There may be some who fear Issa, Sen. Ted Cruz (R-Tex.) or other practitioners of neo-McCarthyism. But at least as many are unafraid to call these men dangerous or buffoons. This is largely because there is no enemy that poses the sort of threat the Soviet Union did. But there is also a felicitous side effect of the polarization of the two parties: Because there is no longer ideological overlap, as there was in the 1950s, Democrats are unafraid to challenge the likes of Issa.
Strains of demagoguery run through both parties, of course.

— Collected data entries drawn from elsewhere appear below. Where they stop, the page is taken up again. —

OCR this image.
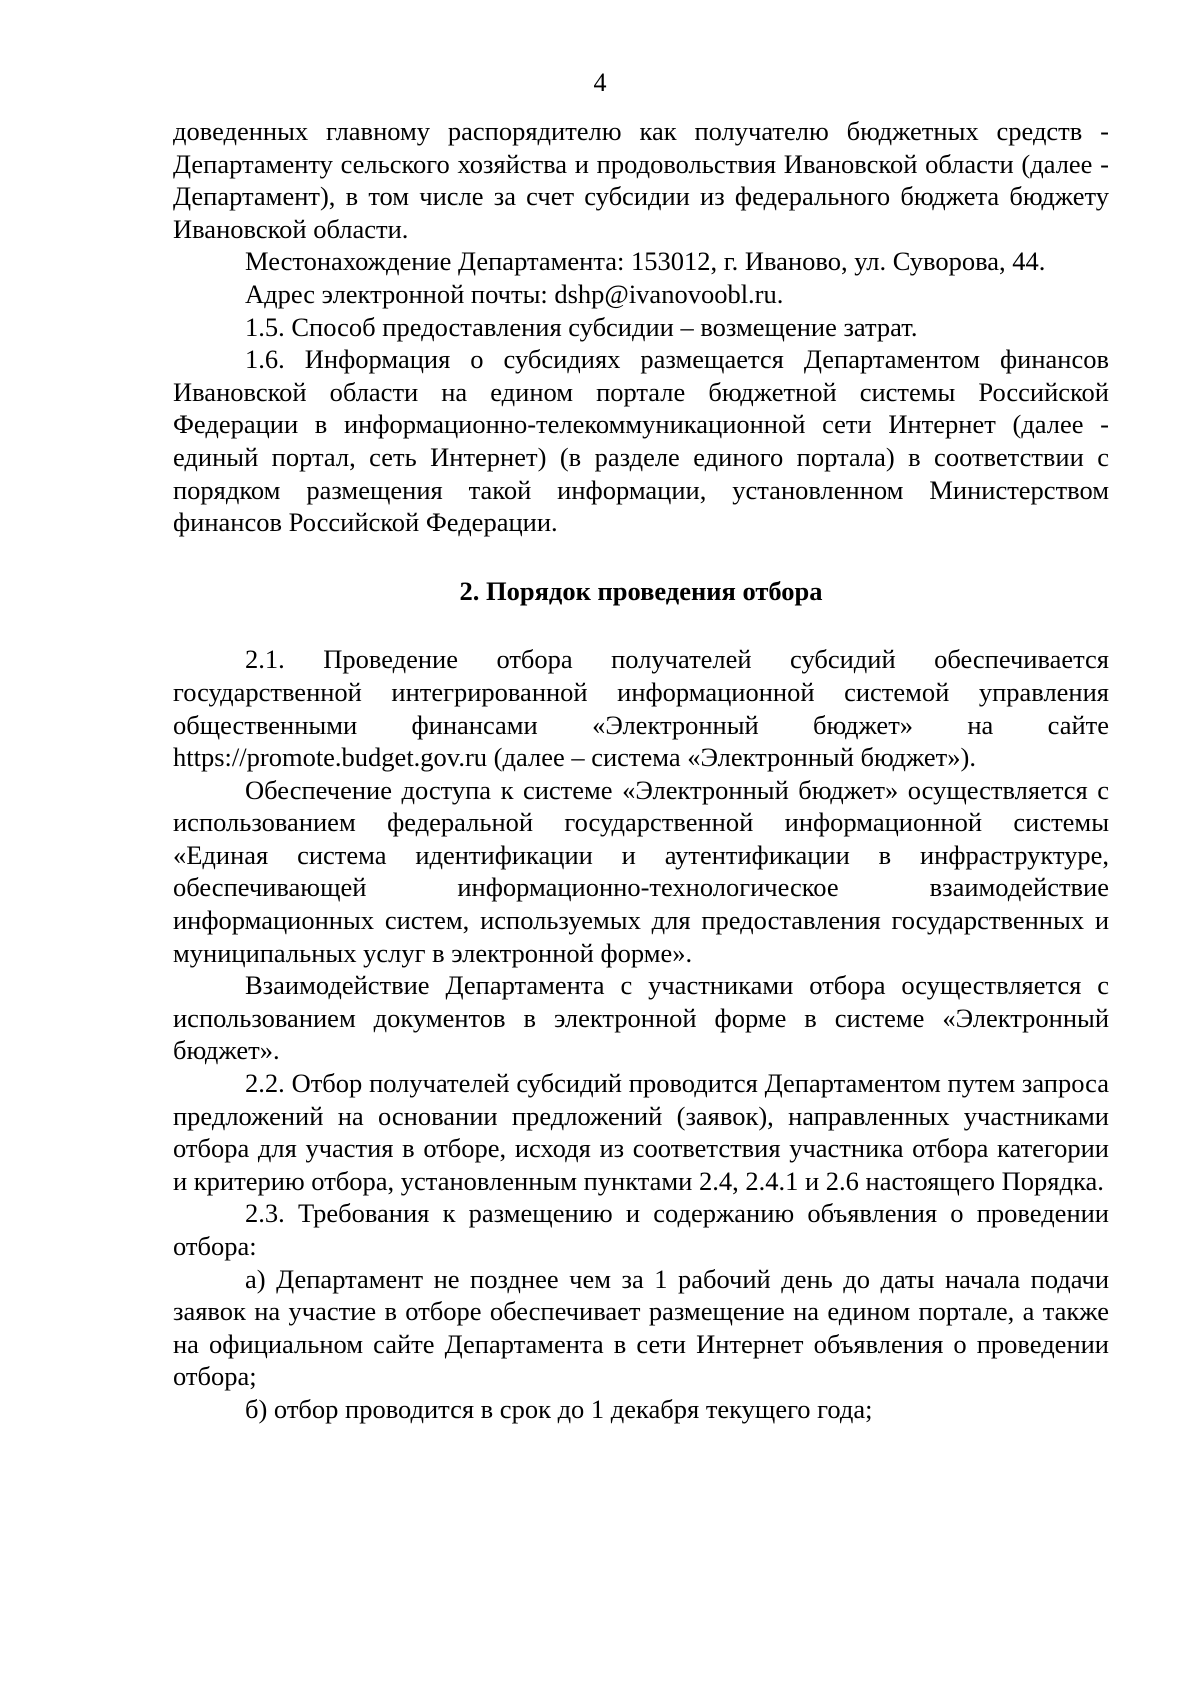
4

доведенных главному распорядителю как получателю бюджетных средств - Департаменту сельского хозяйства и продовольствия Ивановской области (далее - Департамент), в том числе за счет субсидии из федерального бюджета бюджету Ивановской области.

Местонахождение Департамента: 153012, г. Иваново, ул. Суворова, 44.

Адрес электронной почты: dshp@ivanovoobl.ru.

1.5. Способ предоставления субсидии – возмещение затрат.

1.6. Информация о субсидиях размещается Департаментом финансов Ивановской области на едином портале бюджетной системы Российской Федерации в информационно-телекоммуникационной сети Интернет (далее - единый портал, сеть Интернет) (в разделе единого портала) в соответствии с порядком размещения такой информации, установленном Министерством финансов Российской Федерации.

2. Порядок проведения отбора

2.1. Проведение отбора получателей субсидий обеспечивается государственной интегрированной информационной системой управления общественными финансами «Электронный бюджет» на сайте https://promote.budget.gov.ru (далее – система «Электронный бюджет»).

Обеспечение доступа к системе «Электронный бюджет» осуществляется с использованием федеральной государственной информационной системы «Единая система идентификации и аутентификации в инфраструктуре, обеспечивающей информационно-технологическое взаимодействие информационных систем, используемых для предоставления государственных и муниципальных услуг в электронной форме».

Взаимодействие Департамента с участниками отбора осуществляется с использованием документов в электронной форме в системе «Электронный бюджет».

2.2. Отбор получателей субсидий проводится Департаментом путем запроса предложений на основании предложений (заявок), направленных участниками отбора для участия в отборе, исходя из соответствия участника отбора категории и критерию отбора, установленным пунктами 2.4, 2.4.1 и 2.6 настоящего Порядка.

2.3. Требования к размещению и содержанию объявления о проведении отбора:

а) Департамент не позднее чем за 1 рабочий день до даты начала подачи заявок на участие в отборе обеспечивает размещение на едином портале, а также на официальном сайте Департамента в сети Интернет объявления о проведении отбора;

б) отбор проводится в срок до 1 декабря текущего года;
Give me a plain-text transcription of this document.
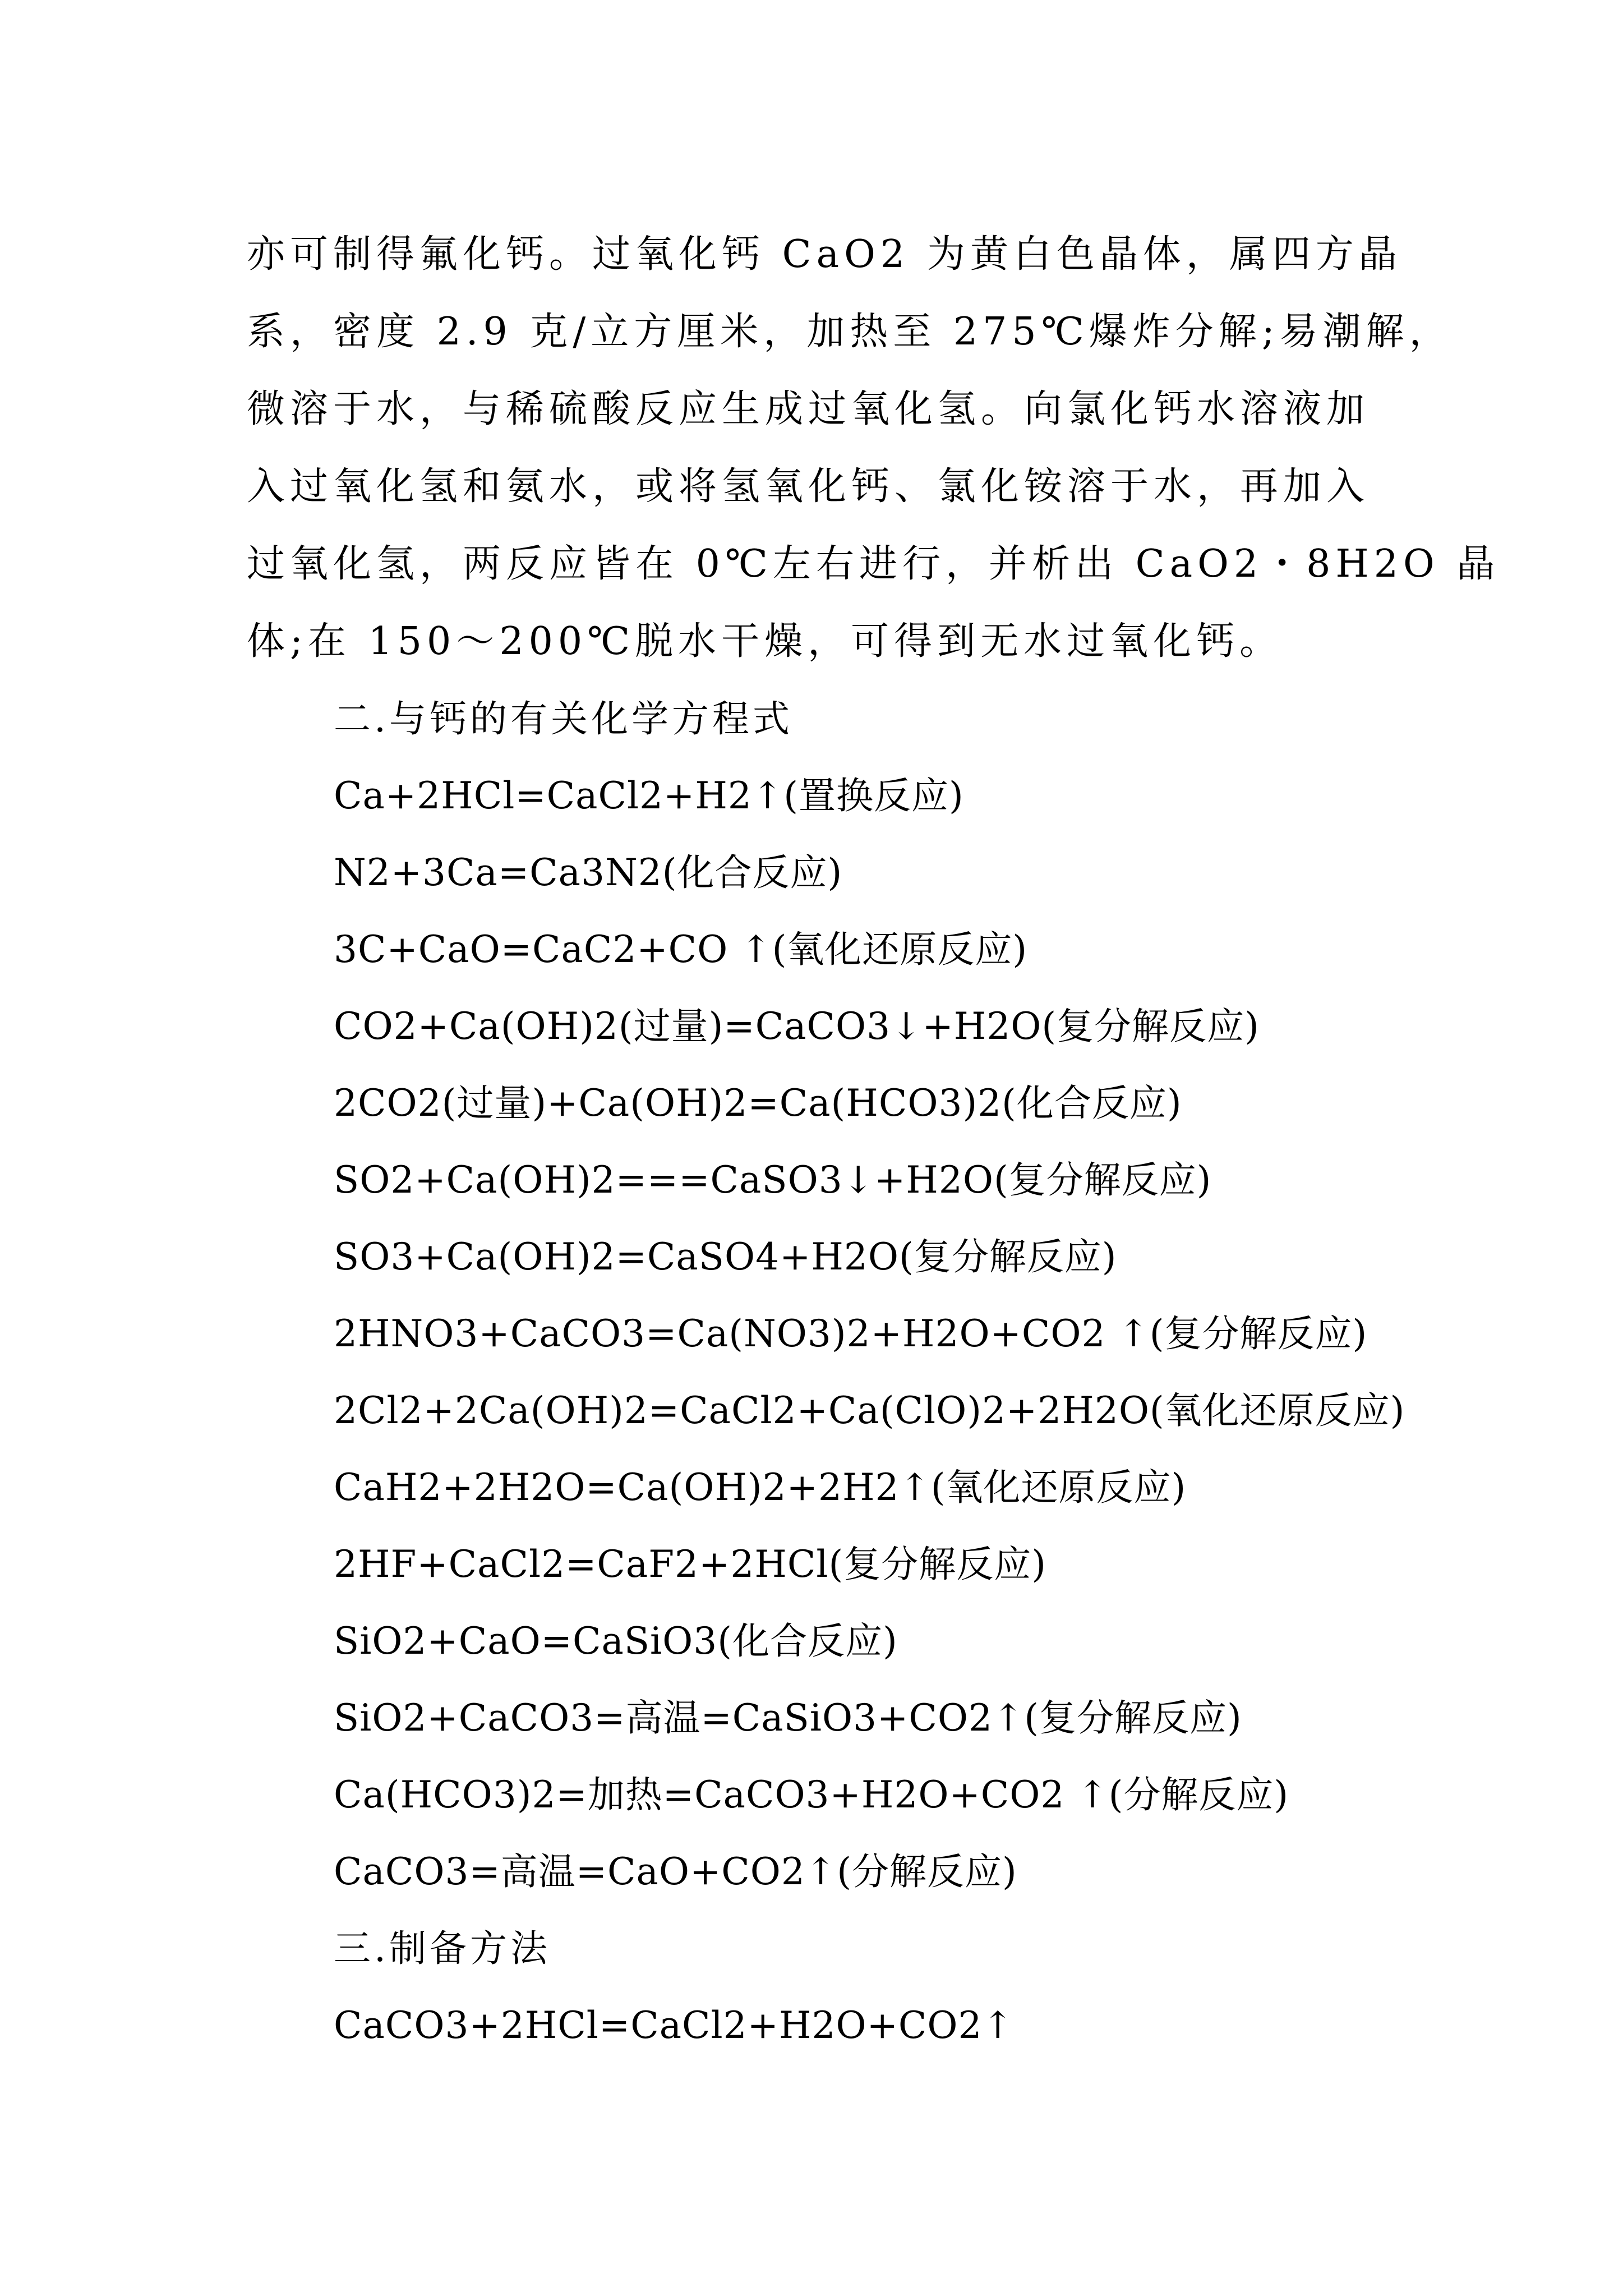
亦可制得氟化钙。过氧化钙 CaO2 为黄白色晶体，属四方晶
系，密度 2.9 克/立方厘米，加热至 275℃爆炸分解;易潮解，
微溶于水，与稀硫酸反应生成过氧化氢。向氯化钙水溶液加
入过氧化氢和氨水，或将氢氧化钙、氯化铵溶于水，再加入
过氧化氢，两反应皆在 0℃左右进行，并析出 CaO2・8H2O 晶
体;在 150～200℃脱水干燥，可得到无水过氧化钙。

二.与钙的有关化学方程式
Ca+2HCl=CaCl2+H2↑(置换反应)
N2+3Ca=Ca3N2(化合反应)
3C+CaO=CaC2+CO ↑(氧化还原反应)
CO2+Ca(OH)2(过量)=CaCO3↓+H2O(复分解反应)
2CO2(过量)+Ca(OH)2=Ca(HCO3)2(化合反应)
SO2+Ca(OH)2===CaSO3↓+H2O(复分解反应)
SO3+Ca(OH)2=CaSO4+H2O(复分解反应)
2HNO3+CaCO3=Ca(NO3)2+H2O+CO2 ↑(复分解反应)
2Cl2+2Ca(OH)2=CaCl2+Ca(ClO)2+2H2O(氧化还原反应)
CaH2+2H2O=Ca(OH)2+2H2↑(氧化还原反应)
2HF+CaCl2=CaF2+2HCl(复分解反应)
SiO2+CaO=CaSiO3(化合反应)
SiO2+CaCO3=高温=CaSiO3+CO2↑(复分解反应)
Ca(HCO3)2=加热=CaCO3+H2O+CO2 ↑(分解反应)
CaCO3=高温=CaO+CO2↑(分解反应)
三.制备方法
CaCO3+2HCl=CaCl2+H2O+CO2↑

On the right, Cruz has specialized in McCarthy-like allegations, suggesting, for example, that Defense Secretary Chuck Hagel may have been on the payroll of Saudi Arabia or North Korea.
But in neither case is the opposition intimidated by the allegations.
Consider the efforts of Issa, who famously said the IRS targeting of conservative groups was “coordinated in all likelihood right out of Washington headquarters — and we’re getting to proving it.” Instead, he ended up fixing blame on Lerner, a career employee at the IRS who took the Fifth Amendment and refused to answer questions from Issa’s committee. Issa claimed she had waived her Fifth Amendment rights, and this week his committee voted to hold her in contempt.
The way to fight McCarthyism is to denounce its purveyors — ad hominem and ad infinitum.